This Practice is Long-Standing
10. We have Ourselves dealt with the commemoration of the Roman
pontiff in the sacrifice of the Mass, and with the antiquity of this practice
in Our treatise De Sacrificio Missae, sect. I, n. 219. But since the
publication of this book, the same subject has been treated with many
extraordinary observations by Dominicus Georgius (who in his lifetime was Our
dear sacristan) in his De Liturgia Romani Pontificis, vol. 3, chap. 3,
no. 14, where he writes: "It has ever been customary in the Catholic
Church to recite the name of the Roman pontiff during the sacred
mysteries." In no. 22 he adds: "All the ancient testimonies and the
oldest copies of the sacred canon agree concerning the name of the supreme
pontiff." Indeed, that such a commemoration had been made in the Mass is
shown by the Ambrosian Liturgy, the Mozarabic Mass, and the Latin Mass which
the Lutheran Flaccus Illyricus copied from one ancient manuscript and
published.
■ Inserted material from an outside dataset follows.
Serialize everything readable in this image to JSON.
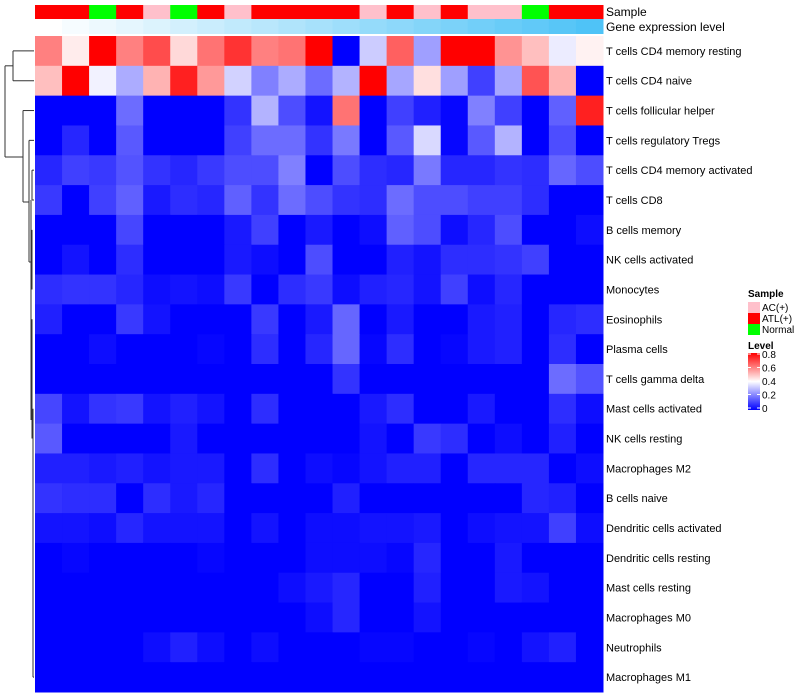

So also does the most ancient Liturgy which is found in the old
manuscript on the Sacraments of the Roman Church which was published by
Venerable Cardinal Thomasius. Finally, this is also shown in all the sacred
canons of the Mass, whether printed or written by hand, as the prelate Niccolo
Antonelli amply shows in the long and learned dissertation which he wrote as a
necessary part of his duty as Secretary of the Congregation for the Correction
of the Euchologion; he had it printed when a dispute on this subject arose
among the Cardinals and Consultors. A reprint of this can also be I found in
the Appendix to the old Lateran Monastic Missal in the Collectio Liturgica,
vol. 1, made by Fr. Emanuele de Azevedo.